Ni Na bobbed her head up and down. “Oh, auntie! Isn’t he just wonderful?” she breathed in adoration.
“Ah. I’m beginning to see. Supervision.” She scoffed. “Someone is going to have to watch them night and day. Surely, not you!” Her eyes grew wide. “You’re a single woman! You can’t live alone in a house with twelve kids.”
“Twenty-four.”
The woman gaped at her. “Twenty-four?!”
She glanced back at the group of children as though checking to see if she had miscounted. But no way that she reckoned was she able to find more than eleven kids standing in front of her.
“The other half are at the orphanage. With Beom Sook.”
Dan O searched her face. “What do you mean to do, milady?”
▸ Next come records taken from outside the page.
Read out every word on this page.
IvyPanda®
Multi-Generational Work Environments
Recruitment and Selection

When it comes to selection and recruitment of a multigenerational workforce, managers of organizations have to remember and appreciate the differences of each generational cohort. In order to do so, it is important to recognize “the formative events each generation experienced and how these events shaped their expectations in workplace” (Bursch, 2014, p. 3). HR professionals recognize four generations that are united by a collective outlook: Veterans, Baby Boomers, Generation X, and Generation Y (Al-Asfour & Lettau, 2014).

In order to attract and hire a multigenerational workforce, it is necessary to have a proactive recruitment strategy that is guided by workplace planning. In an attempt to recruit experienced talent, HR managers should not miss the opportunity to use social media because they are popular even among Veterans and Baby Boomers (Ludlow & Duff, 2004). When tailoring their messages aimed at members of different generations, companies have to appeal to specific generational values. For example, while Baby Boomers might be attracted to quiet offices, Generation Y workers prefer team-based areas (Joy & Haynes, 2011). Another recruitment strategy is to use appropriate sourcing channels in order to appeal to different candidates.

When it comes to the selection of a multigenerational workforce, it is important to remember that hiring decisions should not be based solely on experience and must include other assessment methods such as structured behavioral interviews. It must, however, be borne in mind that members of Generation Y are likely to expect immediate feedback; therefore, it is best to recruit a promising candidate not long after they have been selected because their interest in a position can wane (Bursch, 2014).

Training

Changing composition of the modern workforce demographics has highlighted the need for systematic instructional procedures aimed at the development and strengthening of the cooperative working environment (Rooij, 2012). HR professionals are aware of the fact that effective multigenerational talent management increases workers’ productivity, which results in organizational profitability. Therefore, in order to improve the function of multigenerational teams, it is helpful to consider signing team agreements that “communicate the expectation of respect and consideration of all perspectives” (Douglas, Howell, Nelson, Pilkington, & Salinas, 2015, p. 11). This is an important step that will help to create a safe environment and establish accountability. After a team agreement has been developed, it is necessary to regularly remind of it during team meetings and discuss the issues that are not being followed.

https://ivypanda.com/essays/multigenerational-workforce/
Ni Na smiled at her. “During the day I’m going to set up a school in the orphanage. Two classrooms. I’ll teach the girls while Beom Sook teaches the boys.”
“And at night?”
“Well, I am looking for a wise married couple to stay with the children then.”
Dan O frowned. “That’s where Chung and I come in, isn’t it?”
Ni Na bobbed her head. “I am hoping so. Yes! Is there any way that the two of you would consider becoming their night parents?”
The woman sighed and shook her head as she reached up to pinch the bridge of her nose with her fingers. “You always were bringing the strays home, weren’t you? Forget trying to patch up the broken children too.” She chuckled affectionately. And ruefully. “But, dear girl, you have taken on a mammoth project today.” She eyeballed her. “Is the grand lord truly in on this adventure with you?”
“Oh, yes! He’s giving me the house.”
“He’s giving you the house?” she parroted incredulously.
The man must be besotted with her dear Ni Na.
The girl bobbed her head. “Yes!”
“And who’s to pay for all the food? And firewood? And clothes? And shoes? And school supplies?”
“I will.”
“Milady, I’m not sure that your father will be approving those expenses.”
“He doesn’t have to. I have my own income.”
Dan O scrutinized her for a moment. “From the pottery?”
Ni Na nodded.
“Is it enough?”
“It will be.”
“And when the boys hit a growth spurt, and your food bill triples?”
“I will make it work,” Ni Na asserted forcefully.
And Dan O, who knew the young lady best, sighed deeply. There was no stopping her young miss when she got a notion stuck in her head. Especially a notion to help someone. It was best to simply support her. And help her plans to flow in the proper direction.